Between 2000 and 2018, the overall environmental adaptability efficiency within China’s agricultural systems showed a gradual upward trend, achieving a transition from medium-level efficiency towards high-level efficiency, and the environmental adaptability of agricultural systems continued to increase. However, a certain gap remained between the level achieved and the DEA’s level of effectiveness, meaning that additional efforts are required to fill this gap. Additionally, the environmental adaptability efficiency within China’s agricultural systems kept a relatively fast growth rate, the number of provinces at medium and high levels had gradually increased, and the gap between the provinces generally displayed a narrowing trend. The environmental adaptability efficiency within China’s agricultural systems was high in the southeast region, and low in the northwest region, thus exhibiting a northwest-southeast spatial distribution pattern.

Between 2000 and 2018, the environmental adaptability efficiency within China’s agricultural systems exhibited a significant positive correlation in spatial distribution. Moreover, adjacent provinces with high (low) efficiency tended to aggregate. Specifically, provinces tended to be surrounded or located near other provinces with similar efficiency levels, either high or low.

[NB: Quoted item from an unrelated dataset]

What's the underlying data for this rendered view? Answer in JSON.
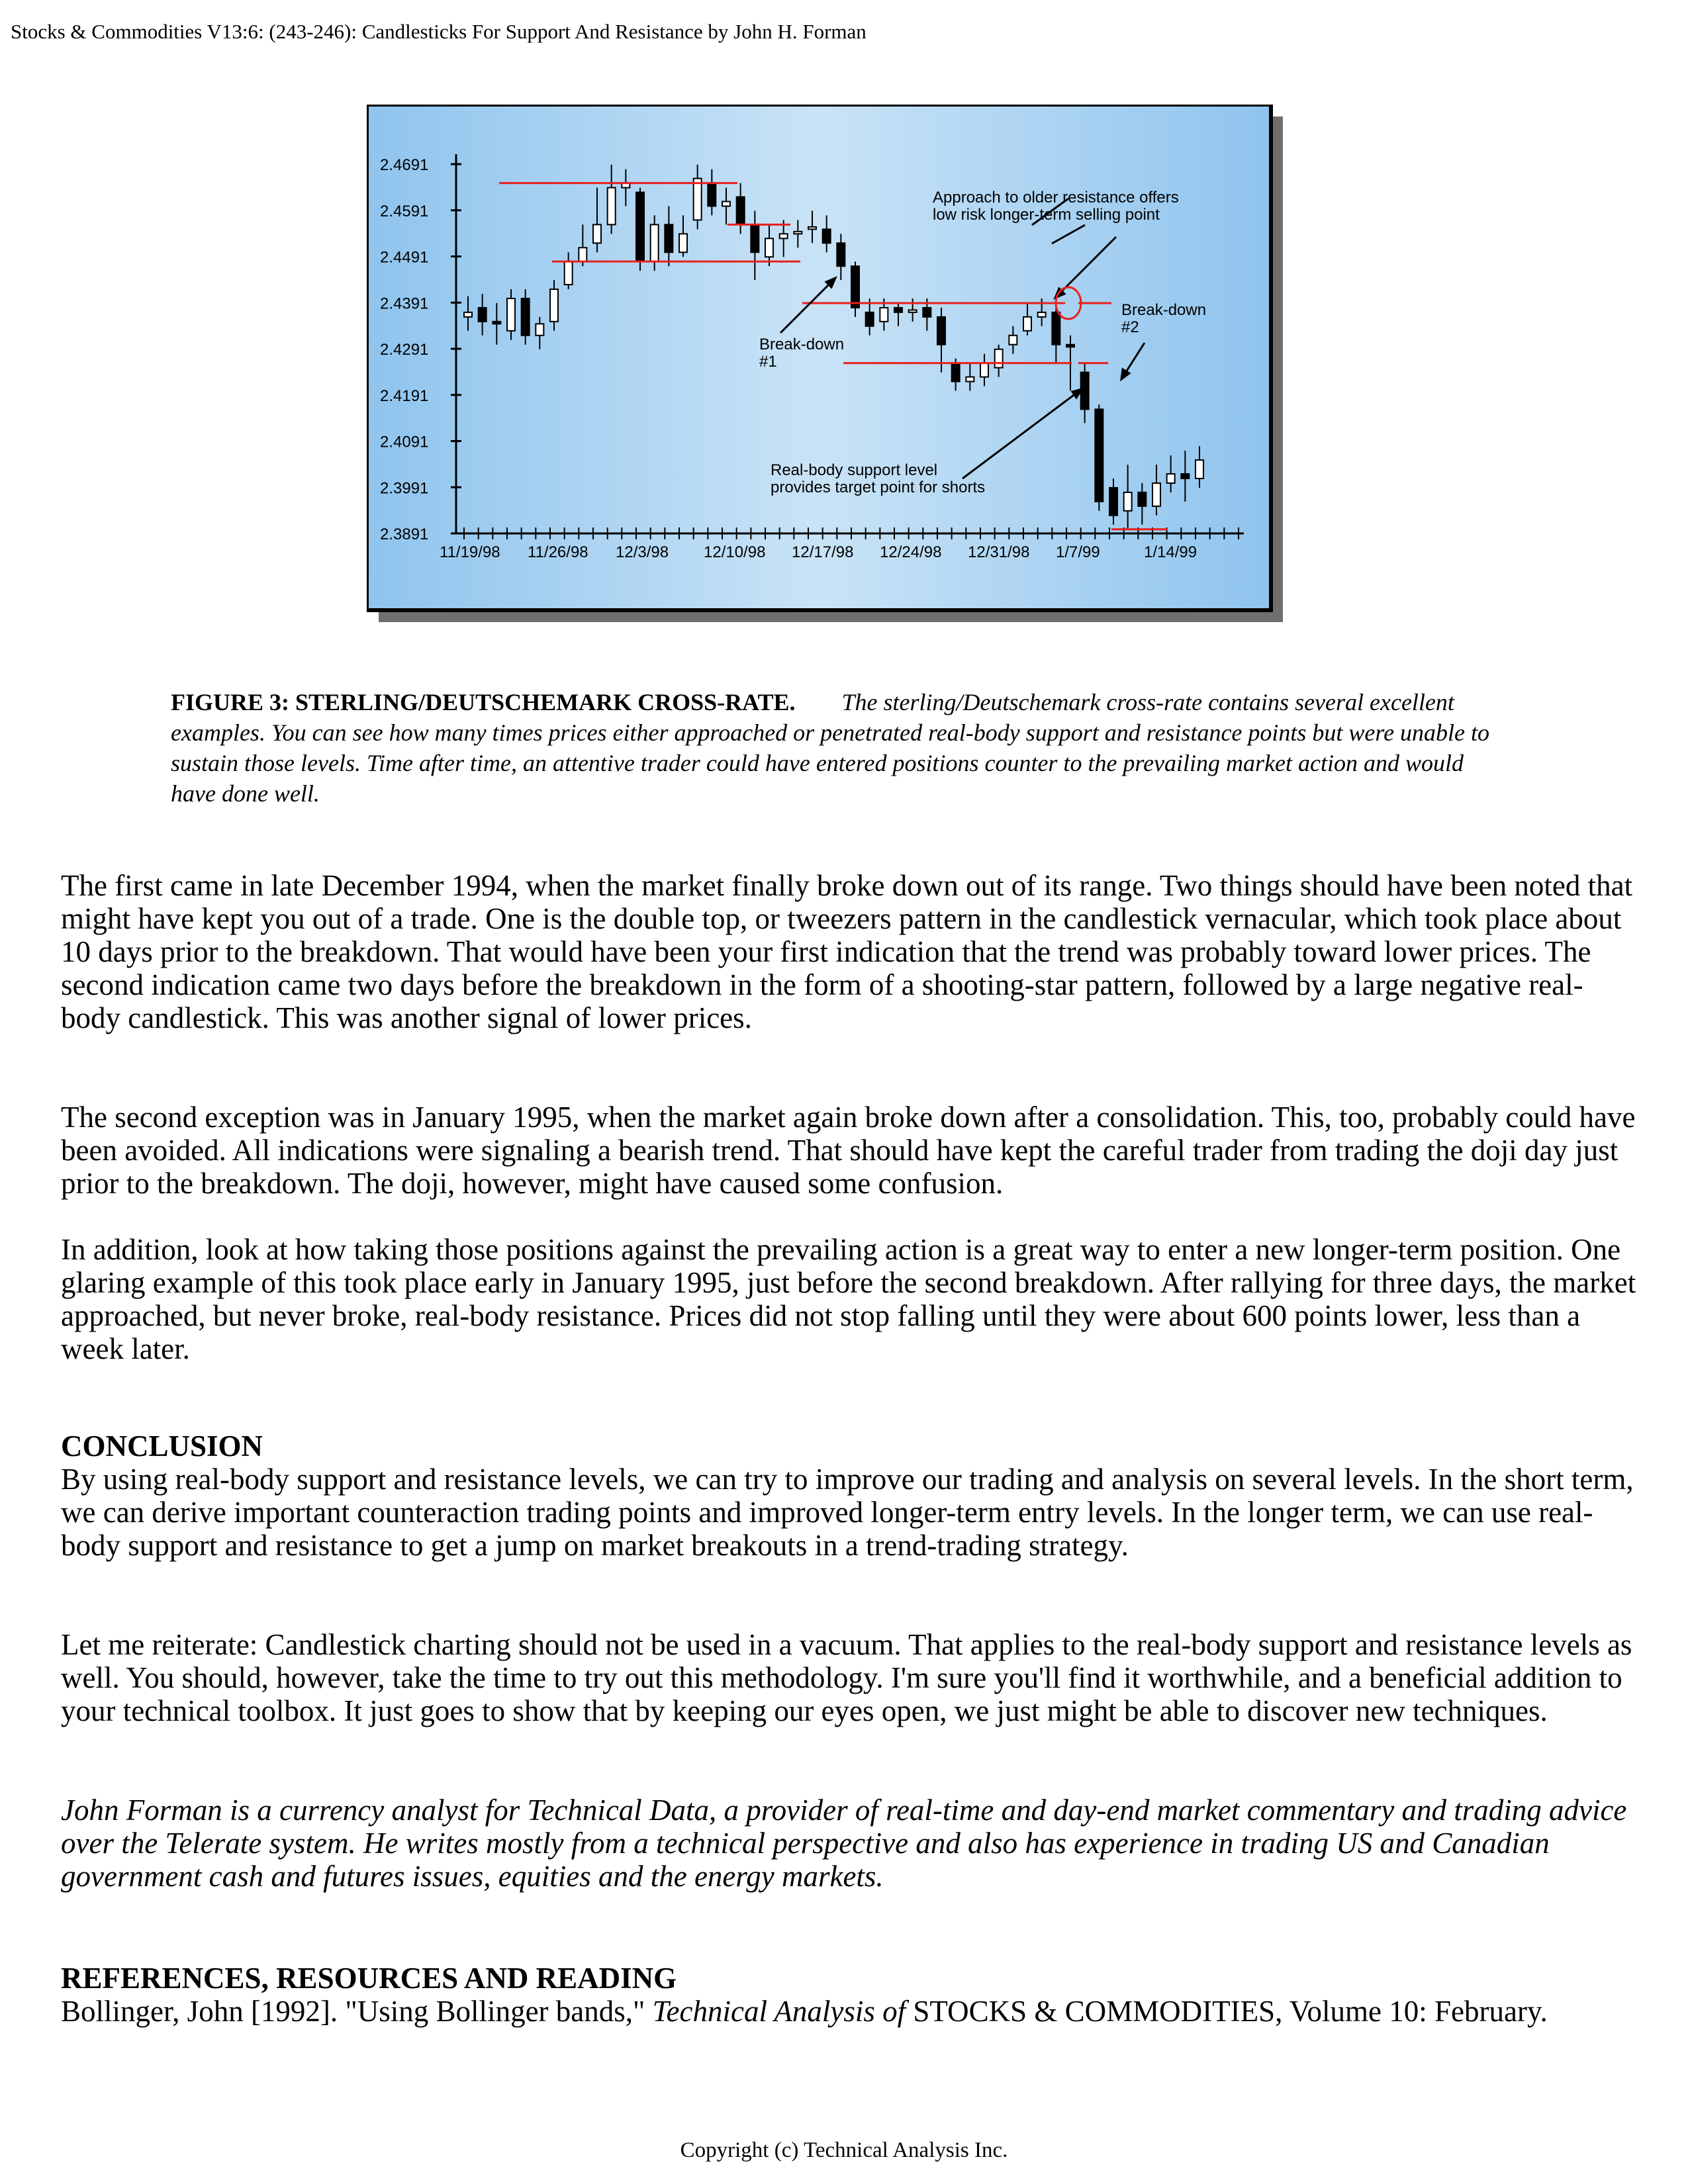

The environmental adaptability efficiency within China’s agricultural systems exhibited strong spatial aggregation at the provincial level, which was also characterized by strong features of spatial dependence and spatial heterogeneity. Furthermore, the degree of spatial aggregation increased gradually over time. High-value area aggregates were primarily located in the southeast coastal area, whereas low-value area aggregations were mainly found in the inland areas of the northwest, thus exhibiting a northwest-to-southeast spatial distribution pattern.